Torbjorn Granlund <tg at gmplib.org> writes:

> These tricks are valuable only for limited exponents; as soon as the
> exponent is large, the fraction of optimisable initil operatons will
> become negligible.

The cost of all squarings are about 2*M(n) * exponent size, and in the
case of a small base, there are some savings for the initial squarings.

I think using plain mul and euclidean reduction for the modular
multiplications by the small base will be a win for most exponent sizes.
It makes these operations O(n) each, or O(n * exponent size) total.

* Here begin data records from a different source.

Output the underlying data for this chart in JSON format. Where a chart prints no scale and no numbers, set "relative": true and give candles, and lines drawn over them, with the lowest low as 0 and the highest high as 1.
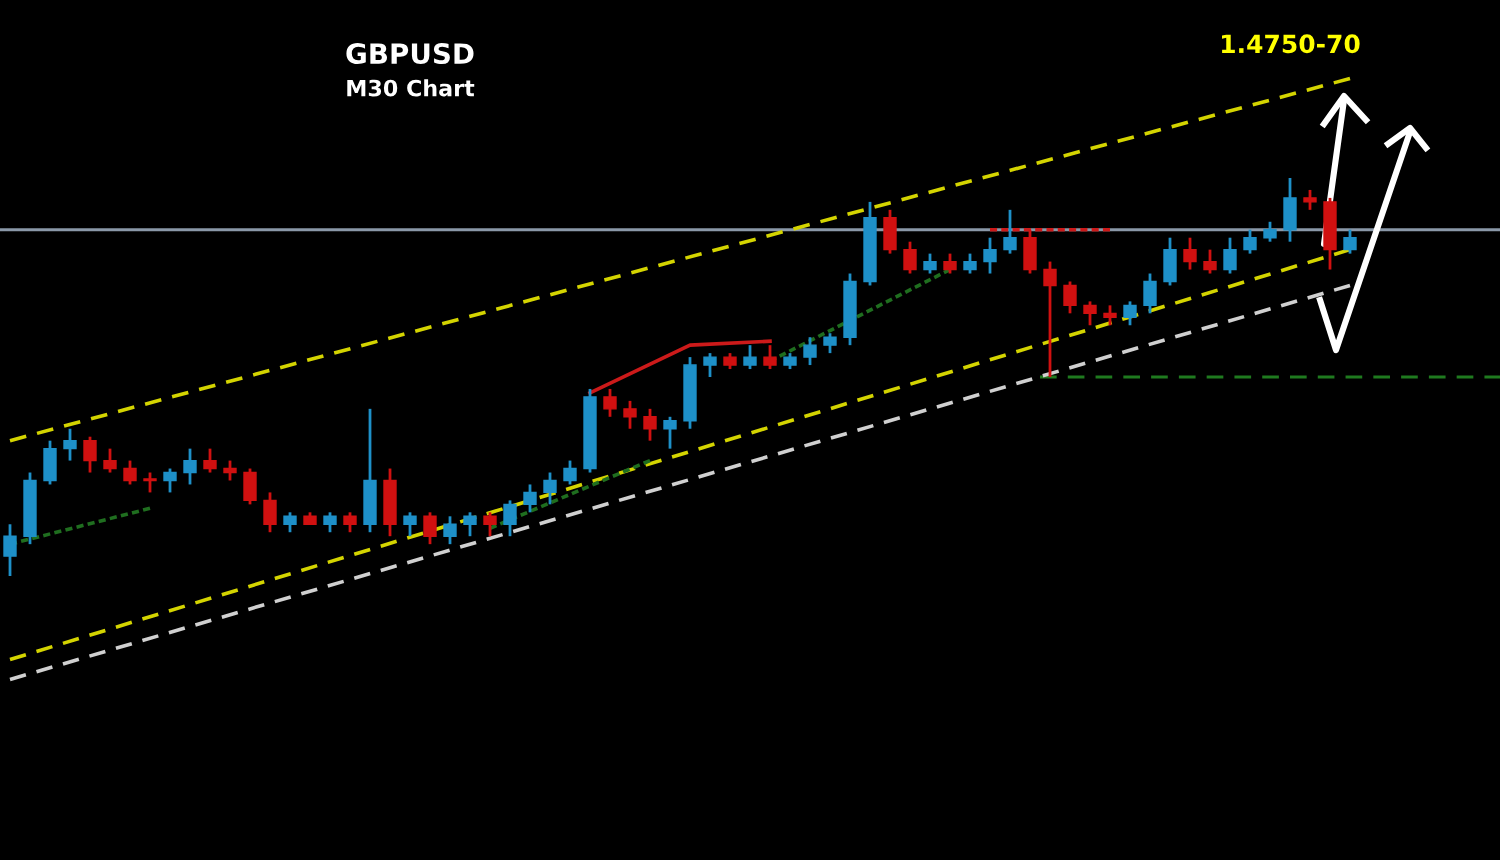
{
  "chart_data": {
    "type": "candlestick",
    "relative": true,
    "title": "GBPUSD",
    "subtitle": "M30 Chart",
    "annotations": [
      "1.4750-70"
    ],
    "ref_lines": [
      {
        "axis": "y",
        "value": 0.87,
        "color": "#8a98a8",
        "line_style": "solid"
      },
      {
        "axis": "y",
        "value": 0.5,
        "color": "#1f7a1f",
        "line_style": "dashed"
      }
    ],
    "series": [
      {
        "type": "line",
        "color": "#d4d400",
        "line_style": "dashed",
        "values": [
          0.34,
          null,
          null,
          null,
          null,
          null,
          null,
          null,
          null,
          null,
          null,
          null,
          null,
          null,
          null,
          null,
          null,
          null,
          null,
          null,
          null,
          null,
          null,
          null,
          null,
          null,
          null,
          null,
          null,
          null,
          null,
          null,
          null,
          null,
          null,
          null,
          null,
          null,
          null,
          null,
          null,
          null,
          null,
          null,
          null,
          null,
          null,
          null,
          null,
          null,
          null,
          null,
          null,
          null,
          null,
          null,
          null,
          null,
          null,
          null,
          null,
          null,
          null,
          null,
          null,
          null,
          null,
          1.25
        ]
      },
      {
        "type": "line",
        "color": "#d4d400",
        "line_style": "dashed",
        "values": [
          -0.21,
          null,
          null,
          null,
          null,
          null,
          null,
          null,
          null,
          null,
          null,
          null,
          null,
          null,
          null,
          null,
          null,
          null,
          null,
          null,
          null,
          null,
          null,
          null,
          null,
          null,
          null,
          null,
          null,
          null,
          null,
          null,
          null,
          null,
          null,
          null,
          null,
          null,
          null,
          null,
          null,
          null,
          null,
          null,
          null,
          null,
          null,
          null,
          null,
          null,
          null,
          null,
          null,
          null,
          null,
          null,
          null,
          null,
          null,
          null,
          null,
          null,
          null,
          null,
          null,
          null,
          null,
          0.82
        ]
      },
      {
        "type": "line",
        "color": "#d0d0d0",
        "line_style": "dashed",
        "values": [
          -0.26,
          null,
          null,
          null,
          null,
          null,
          null,
          null,
          null,
          null,
          null,
          null,
          null,
          null,
          null,
          null,
          null,
          null,
          null,
          null,
          null,
          null,
          null,
          null,
          null,
          null,
          null,
          null,
          null,
          null,
          null,
          null,
          null,
          null,
          null,
          null,
          null,
          null,
          null,
          null,
          null,
          null,
          null,
          null,
          null,
          null,
          null,
          null,
          null,
          null,
          null,
          null,
          null,
          null,
          null,
          null,
          null,
          null,
          null,
          null,
          null,
          null,
          null,
          null,
          null,
          null,
          null,
          0.73
        ]
      },
      {
        "type": "line",
        "color": "#1f6e1f",
        "line_style": "dotted",
        "values": [
          0.08,
          null,
          null,
          null,
          null,
          null,
          null,
          0.17,
          null,
          null,
          null,
          null,
          null,
          null,
          null,
          null,
          null,
          null,
          null,
          null,
          null,
          null,
          null,
          null,
          null,
          null,
          null,
          null,
          null,
          null,
          null,
          null,
          null,
          null,
          null,
          null,
          null,
          null,
          null,
          null,
          null,
          null,
          null,
          null,
          null,
          null,
          null,
          null,
          null,
          null,
          null,
          null,
          null,
          null,
          null,
          null,
          null,
          null,
          null,
          null,
          null,
          null,
          null,
          null,
          null,
          null,
          null,
          null
        ]
      },
      {
        "type": "line",
        "color": "#1f6e1f",
        "line_style": "dotted",
        "values": [
          null,
          null,
          null,
          null,
          null,
          null,
          null,
          null,
          null,
          null,
          null,
          null,
          null,
          null,
          null,
          null,
          null,
          null,
          null,
          null,
          null,
          null,
          null,
          null,
          0.12,
          null,
          null,
          null,
          null,
          null,
          null,
          null,
          0.29,
          null,
          null,
          null,
          null,
          null,
          null,
          null,
          null,
          null,
          null,
          null,
          null,
          null,
          null,
          null,
          null,
          null,
          null,
          null,
          null,
          null,
          null,
          null,
          null,
          null,
          null,
          null,
          null,
          null,
          null,
          null,
          null,
          null,
          null,
          null
        ]
      },
      {
        "type": "line",
        "color": "#1f6e1f",
        "line_style": "dotted",
        "values": [
          null,
          null,
          null,
          null,
          null,
          null,
          null,
          null,
          null,
          null,
          null,
          null,
          null,
          null,
          null,
          null,
          null,
          null,
          null,
          null,
          null,
          null,
          null,
          null,
          null,
          null,
          null,
          null,
          null,
          null,
          null,
          null,
          null,
          null,
          null,
          null,
          null,
          null,
          0.54,
          null,
          null,
          null,
          null,
          null,
          null,
          null,
          null,
          0.77,
          null,
          null,
          null,
          null,
          null,
          null,
          null,
          null,
          null,
          null,
          null,
          null,
          null,
          null,
          null,
          null,
          null,
          null,
          null,
          null
        ]
      },
      {
        "type": "line",
        "color": "#cc1a1a",
        "line_style": "solid",
        "values": [
          null,
          null,
          null,
          null,
          null,
          null,
          null,
          null,
          null,
          null,
          null,
          null,
          null,
          null,
          null,
          null,
          null,
          null,
          null,
          null,
          null,
          null,
          null,
          null,
          null,
          null,
          null,
          null,
          null,
          0.46,
          null,
          null,
          null,
          null,
          0.58,
          null,
          null,
          null,
          0.59,
          null,
          null,
          null,
          null,
          null,
          null,
          null,
          null,
          null,
          null,
          null,
          null,
          null,
          null,
          null,
          null,
          null,
          null,
          null,
          null,
          null,
          null,
          null,
          null,
          null,
          null,
          null,
          null,
          null
        ]
      },
      {
        "type": "line",
        "color": "#cc1a1a",
        "line_style": "dotted",
        "values": [
          null,
          null,
          null,
          null,
          null,
          null,
          null,
          null,
          null,
          null,
          null,
          null,
          null,
          null,
          null,
          null,
          null,
          null,
          null,
          null,
          null,
          null,
          null,
          null,
          null,
          null,
          null,
          null,
          null,
          null,
          null,
          null,
          null,
          null,
          null,
          null,
          null,
          null,
          null,
          null,
          null,
          null,
          null,
          null,
          null,
          null,
          null,
          null,
          null,
          0.87,
          null,
          null,
          null,
          null,
          null,
          0.87,
          null,
          null,
          null,
          null,
          null,
          null,
          null,
          null,
          null,
          null,
          null,
          null
        ]
      }
    ],
    "categories": [
      null,
      null,
      null,
      null,
      null,
      null,
      null,
      null,
      null,
      null,
      null,
      null,
      null,
      null,
      null,
      null,
      null,
      null,
      null,
      null,
      null,
      null,
      null,
      null,
      null,
      null,
      null,
      null,
      null,
      null,
      null,
      null,
      null,
      null,
      null,
      null,
      null,
      null,
      null,
      null,
      null,
      null,
      null,
      null,
      null,
      null,
      null,
      null,
      null,
      null,
      null,
      null,
      null,
      null,
      null,
      null,
      null,
      null,
      null,
      null,
      null,
      null,
      null,
      null,
      null,
      null,
      null,
      null
    ],
    "ohlc": [
      [
        0.05,
        0.13,
        0,
        0.1
      ],
      [
        0.1,
        0.26,
        0.08,
        0.24
      ],
      [
        0.24,
        0.34,
        0.23,
        0.32
      ],
      [
        0.32,
        0.37,
        0.29,
        0.34
      ],
      [
        0.34,
        0.35,
        0.26,
        0.29
      ],
      [
        0.29,
        0.32,
        0.26,
        0.27
      ],
      [
        0.27,
        0.29,
        0.23,
        0.24
      ],
      [
        0.24,
        0.26,
        0.21,
        0.24
      ],
      [
        0.24,
        0.27,
        0.21,
        0.26
      ],
      [
        0.26,
        0.32,
        0.23,
        0.29
      ],
      [
        0.29,
        0.32,
        0.26,
        0.27
      ],
      [
        0.27,
        0.29,
        0.24,
        0.26
      ],
      [
        0.26,
        0.27,
        0.18,
        0.19
      ],
      [
        0.19,
        0.21,
        0.11,
        0.13
      ],
      [
        0.13,
        0.16,
        0.11,
        0.15
      ],
      [
        0.15,
        0.16,
        0.13,
        0.13
      ],
      [
        0.13,
        0.16,
        0.11,
        0.15
      ],
      [
        0.15,
        0.16,
        0.11,
        0.13
      ],
      [
        0.13,
        0.42,
        0.11,
        0.24
      ],
      [
        0.24,
        0.27,
        0.1,
        0.13
      ],
      [
        0.13,
        0.16,
        0.1,
        0.15
      ],
      [
        0.15,
        0.16,
        0.08,
        0.1
      ],
      [
        0.1,
        0.15,
        0.08,
        0.13
      ],
      [
        0.13,
        0.16,
        0.1,
        0.15
      ],
      [
        0.15,
        0.16,
        0.1,
        0.13
      ],
      [
        0.13,
        0.19,
        0.1,
        0.18
      ],
      [
        0.18,
        0.23,
        0.16,
        0.21
      ],
      [
        0.21,
        0.26,
        0.18,
        0.24
      ],
      [
        0.24,
        0.29,
        0.23,
        0.27
      ],
      [
        0.27,
        0.47,
        0.26,
        0.45
      ],
      [
        0.45,
        0.47,
        0.4,
        0.42
      ],
      [
        0.42,
        0.44,
        0.37,
        0.4
      ],
      [
        0.4,
        0.42,
        0.34,
        0.37
      ],
      [
        0.37,
        0.4,
        0.32,
        0.39
      ],
      [
        0.39,
        0.55,
        0.37,
        0.53
      ],
      [
        0.53,
        0.56,
        0.5,
        0.55
      ],
      [
        0.55,
        0.56,
        0.52,
        0.53
      ],
      [
        0.53,
        0.58,
        0.52,
        0.55
      ],
      [
        0.55,
        0.58,
        0.52,
        0.53
      ],
      [
        0.53,
        0.56,
        0.52,
        0.55
      ],
      [
        0.55,
        0.6,
        0.53,
        0.58
      ],
      [
        0.58,
        0.61,
        0.56,
        0.6
      ],
      [
        0.6,
        0.76,
        0.58,
        0.74
      ],
      [
        0.74,
        0.94,
        0.73,
        0.9
      ],
      [
        0.9,
        0.92,
        0.81,
        0.82
      ],
      [
        0.82,
        0.84,
        0.76,
        0.77
      ],
      [
        0.77,
        0.81,
        0.76,
        0.79
      ],
      [
        0.79,
        0.81,
        0.76,
        0.77
      ],
      [
        0.77,
        0.81,
        0.76,
        0.79
      ],
      [
        0.79,
        0.85,
        0.76,
        0.82
      ],
      [
        0.82,
        0.92,
        0.81,
        0.85
      ],
      [
        0.85,
        0.87,
        0.76,
        0.77
      ],
      [
        0.77,
        0.79,
        0.5,
        0.73
      ],
      [
        0.73,
        0.74,
        0.66,
        0.68
      ],
      [
        0.68,
        0.69,
        0.63,
        0.66
      ],
      [
        0.66,
        0.68,
        0.63,
        0.65
      ],
      [
        0.65,
        0.69,
        0.63,
        0.68
      ],
      [
        0.68,
        0.76,
        0.66,
        0.74
      ],
      [
        0.74,
        0.85,
        0.73,
        0.82
      ],
      [
        0.82,
        0.85,
        0.77,
        0.79
      ],
      [
        0.79,
        0.82,
        0.76,
        0.77
      ],
      [
        0.77,
        0.85,
        0.76,
        0.82
      ],
      [
        0.82,
        0.87,
        0.81,
        0.85
      ],
      [
        0.85,
        0.89,
        0.84,
        0.87
      ],
      [
        0.87,
        1,
        0.84,
        0.95
      ],
      [
        0.95,
        0.97,
        0.92,
        0.94
      ],
      [
        0.94,
        0.95,
        0.77,
        0.82
      ],
      [
        0.82,
        0.87,
        0.81,
        0.85
      ]
    ],
    "colors": [
      "#1e90c8",
      "#1e90c8",
      "#1e90c8",
      "#1e90c8",
      "#d01010",
      "#d01010",
      "#d01010",
      "#d01010",
      "#1e90c8",
      "#1e90c8",
      "#d01010",
      "#d01010",
      "#d01010",
      "#d01010",
      "#1e90c8",
      "#d01010",
      "#1e90c8",
      "#d01010",
      "#1e90c8",
      "#d01010",
      "#1e90c8",
      "#d01010",
      "#1e90c8",
      "#1e90c8",
      "#d01010",
      "#1e90c8",
      "#1e90c8",
      "#1e90c8",
      "#1e90c8",
      "#1e90c8",
      "#d01010",
      "#d01010",
      "#d01010",
      "#1e90c8",
      "#1e90c8",
      "#1e90c8",
      "#d01010",
      "#1e90c8",
      "#d01010",
      "#1e90c8",
      "#1e90c8",
      "#1e90c8",
      "#1e90c8",
      "#1e90c8",
      "#d01010",
      "#d01010",
      "#1e90c8",
      "#d01010",
      "#1e90c8",
      "#1e90c8",
      "#1e90c8",
      "#d01010",
      "#d01010",
      "#d01010",
      "#d01010",
      "#d01010",
      "#1e90c8",
      "#1e90c8",
      "#1e90c8",
      "#d01010",
      "#d01010",
      "#1e90c8",
      "#1e90c8",
      "#1e90c8",
      "#1e90c8",
      "#d01010",
      "#d01010",
      "#1e90c8"
    ]
  }
}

Compare to window exponentiation with (large) montgomery-representation,
there the total cost of the modular multiplications are 2*M(n) *
exponent size / k.

So for large n and small base, we have

   esize*(2*M(n) + O(n)), with small euclidean reductions 

   esize*2*M(n) (1+1/k) + precomputation time, for k-bits window

>   * One could handle powers of 2 specially, with shifts instead of
>     multiplies.
>   
> Perhaps then with a separate mpn function.

Makes sense.

>   * Maybe one could extend this to take advantage of addmul_2, if present.
>   
> Not sure to follow you here.  You mean to use mul_2 for the multply by b
> (or b^x for some x) and addmul_2 for some clever (non-principal)
> reduction?

Something like that: Allow multiplications by b or b powers of size two
limbs, and for the reduction, compute a two-limb "quotient" and apply
with mpn_addmul_2.

> I think our overhead for modexp ops with few-limb modulo is currently
> terrible.  But it is not going to be easy to fix this, without resorting
> to full assembly functions.

I think optimization of the small modulo case is mostly independent of
the small base case.

/Niels


-- 
Niels Möller. PGP-encrypted email is preferred. Keyid C0B98E26.
Internet email is subject to wholesale government surveillance.